这里有个有趣的版本,它计算单词中的元音 发音,而不是硬编码 'aeiou' 字母:
#!/usr/bin/env python
from nltk.corpus import cmudict # $ pip install nltk
# $ python -c "import nltk; nltk.download('cmudict')"
def is_vowel_word_snd(word, pronunciations=cmudict.dict()):
"""Whether a word pronunciation contains at least half vowel *sounds*."""
# check all pronuncations of the word
return any(2*sum(syl[-1].isdigit() for syl in syllables) >= len(syllables)
for syllables in pronunciations.get(word.lower(), []))
s = 'Our lives begin to end the day we become silent about things that matter'
words = s.split() # get whitespace-separated words
print([w for w in words if is_vowel_word_snd(w)])
输出结果
['Our', 'to', 'the', 'day', 'we', 'about', 'matter']
3
你的代码在处理每个字母时都把isvowel重置为零。

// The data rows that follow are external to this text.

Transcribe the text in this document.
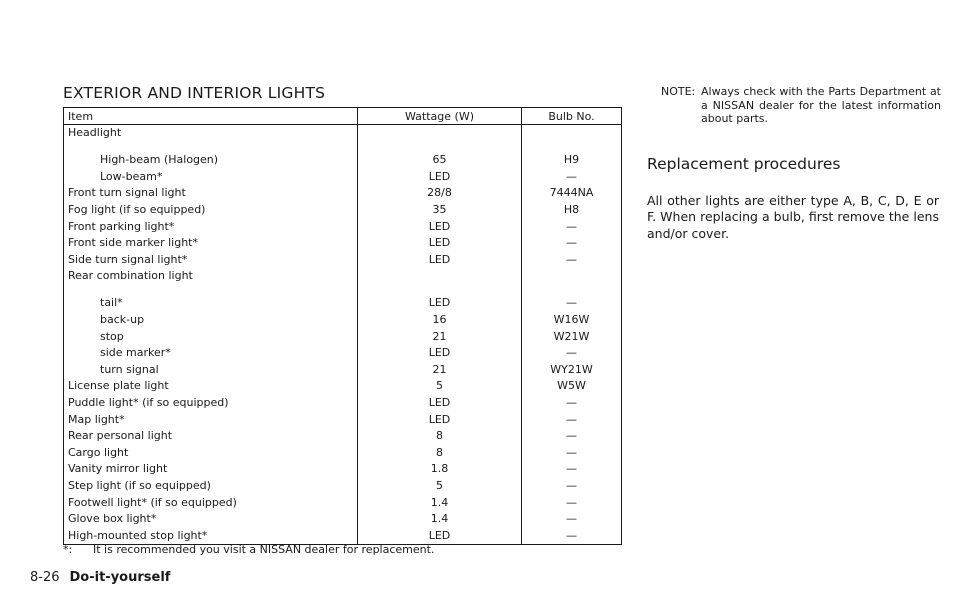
EXTERIOR AND INTERIOR LIGHTS
Item	Wattage (W)	Bulb No.
Headlight		

High-beam (Halogen)	65	H9
Low-beam*	LED	—
Front turn signal light	28/8	7444NA
Fog light (if so equipped)	35	H8
Front parking light*	LED	—
Front side marker light*	LED	—
Side turn signal light*	LED	—
Rear combination light		

tail*	LED	—
back-up	16	W16W
stop	21	W21W
side marker*	LED	—
turn signal	21	WY21W
License plate light	5	W5W
Puddle light* (if so equipped)	LED	—
Map light*	LED	—
Rear personal light	8	—
Cargo light	8	—
Vanity mirror light	1.8	—
Step light (if so equipped)	5	—
Footwell light* (if so equipped)	1.4	—
Glove box light*	1.4	—
High-mounted stop light*	LED	—
*: It is recommended you visit a NISSAN dealer for replacement.
8-26 Do-it-yourself
NOTE: Always check with the Parts Department at a NISSAN dealer for the latest information about parts.
Replacement procedures

All other lights are either type A, B, C, D, E or F. When replacing a bulb, first remove the lens and/or cover.
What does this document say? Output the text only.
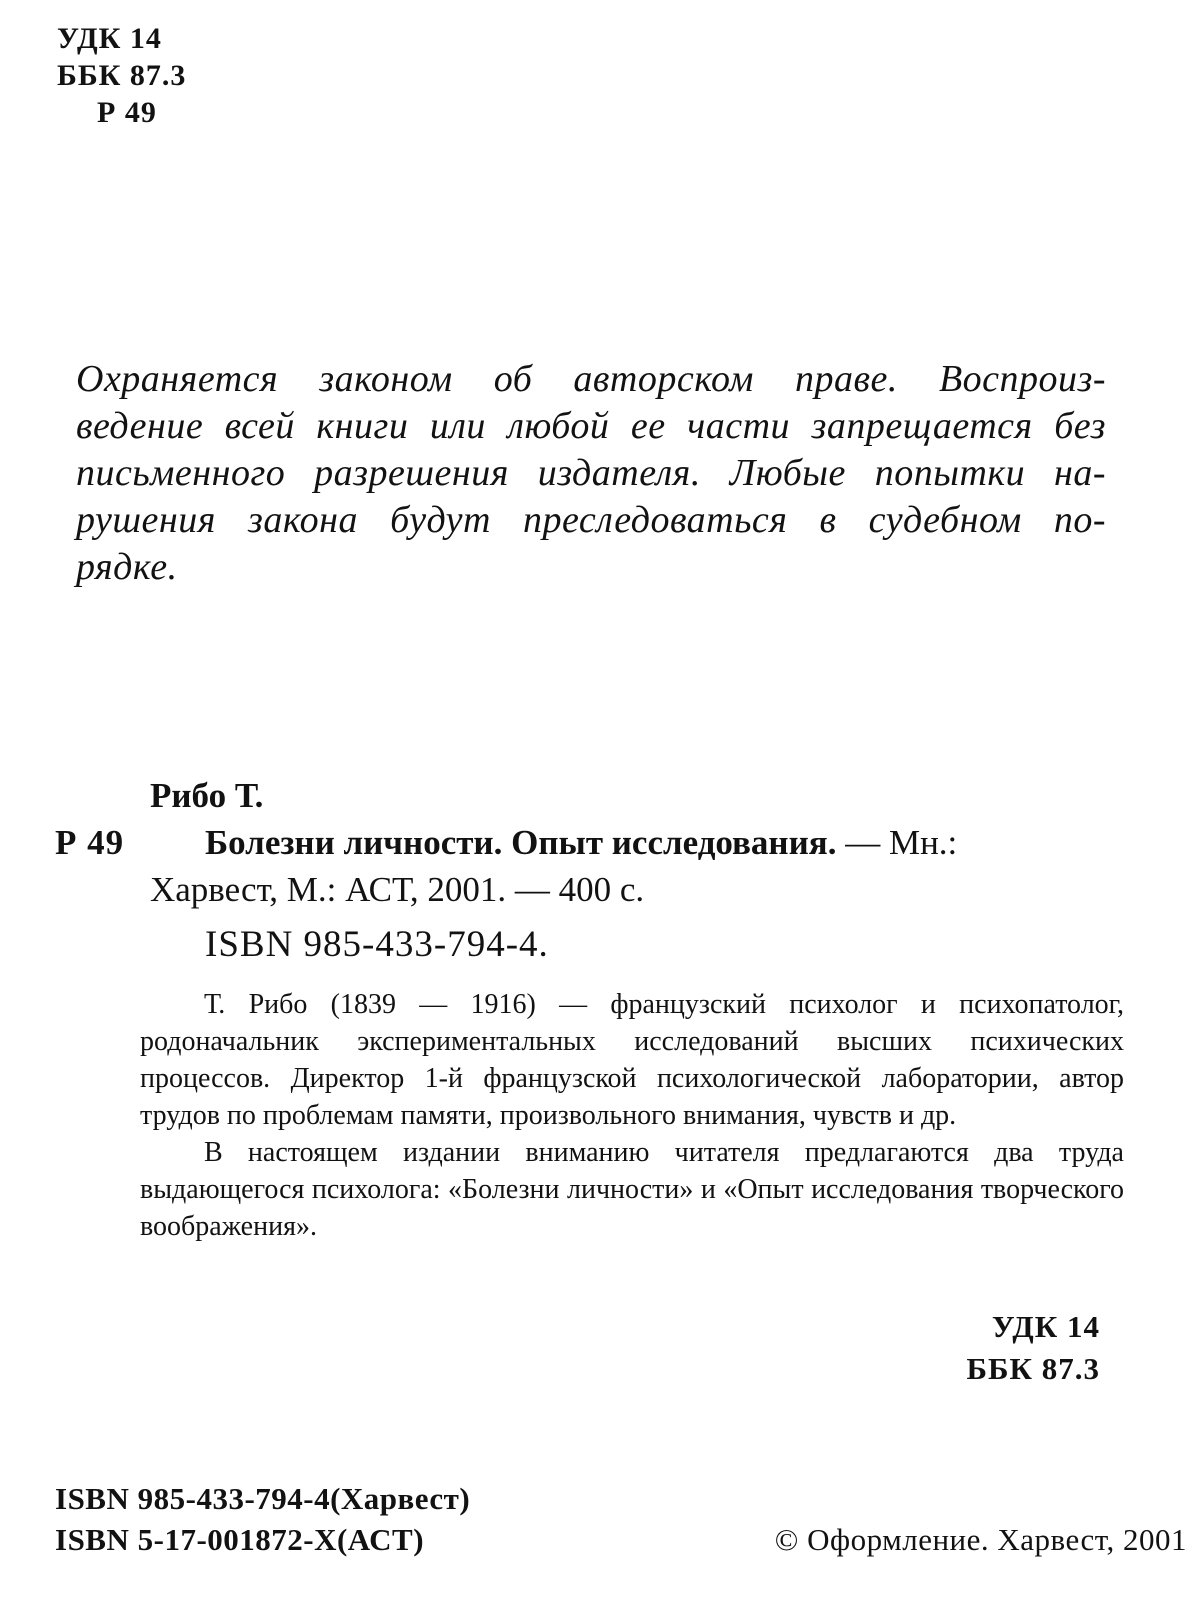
УДК 14
ББК 87.3
Р 49
Охраняется законом об авторском праве. Воспроиз-
ведение всей книги или любой ее части запрещается без
письменного разрешения издателя. Любые попытки на-
рушения закона будут преследоваться в судебном по-
рядке.
Рибо Т.
Р 49 Болезни личности. Опыт исследования. — Мн.:
Харвест, М.: АСТ, 2001. — 400 с.
ISBN 985-433-794-4.

Т. Рибо (1839 — 1916) — французский психолог и психопатолог, родоначальник экспериментальных исследований высших психических процессов. Директор 1-й французской психологической лаборатории, автор трудов по проблемам памяти, произвольного внимания, чувств и др.

В настоящем издании вниманию читателя предлагаются два труда выдающегося психолога: «Болезни личности» и «Опыт исследования творческого воображения».

УДК 14
ББК 87.3
ISBN 985-433-794-4(Харвест)
ISBN 5-17-001872-X(АСТ)	© Оформление. Харвест, 2001
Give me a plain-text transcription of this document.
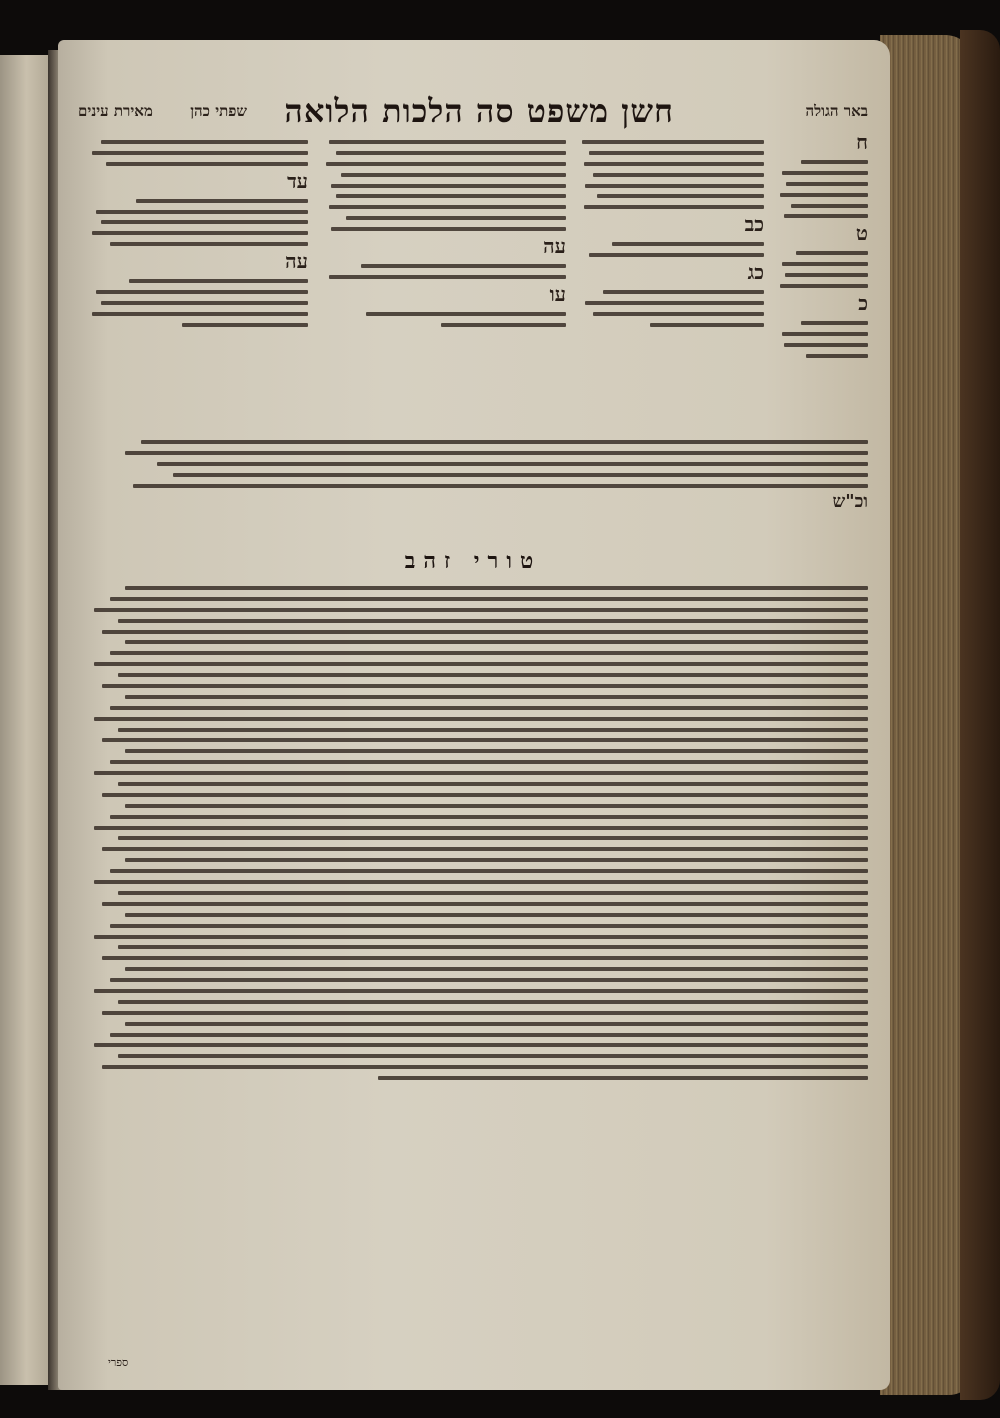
באר הגולה
חשן משפט סה הלכות הלואה
שפתי כהן
מאירת עינים
ח
ט
כ
כב
כג
עה
עו
עד
עה
וכ"ש
טורי זהב
ספרי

你应该在第二个循环之前设置isvowel = 0,而不是在之后。或者你可以用sum函数来简化你的代码:
def mostlyVowels(words):
vowel = {"A","e","E","i","I","o","O","u","U"}
final = []
for word in words.split():
if sum(x in vowel for x in word) >= len(word)/2:
final.append(word)
return final
2
我其实建议你可以不使用除法来做这个,算是对我上过的自动机理论课的一种致敬。在那门课上,我们用纸带来模拟跟踪符号:
def mostlyVowels(words):
acc = []
for word in words.split():
i = 0
for char in word.lower():
if char in 'aeiou': i += 1
else: i -= 1
if i > 0: acc.append(word)
return acc
一个非元音字母只是减少了一个词的“元音程度”,而这个程度的标准是1或更高 :P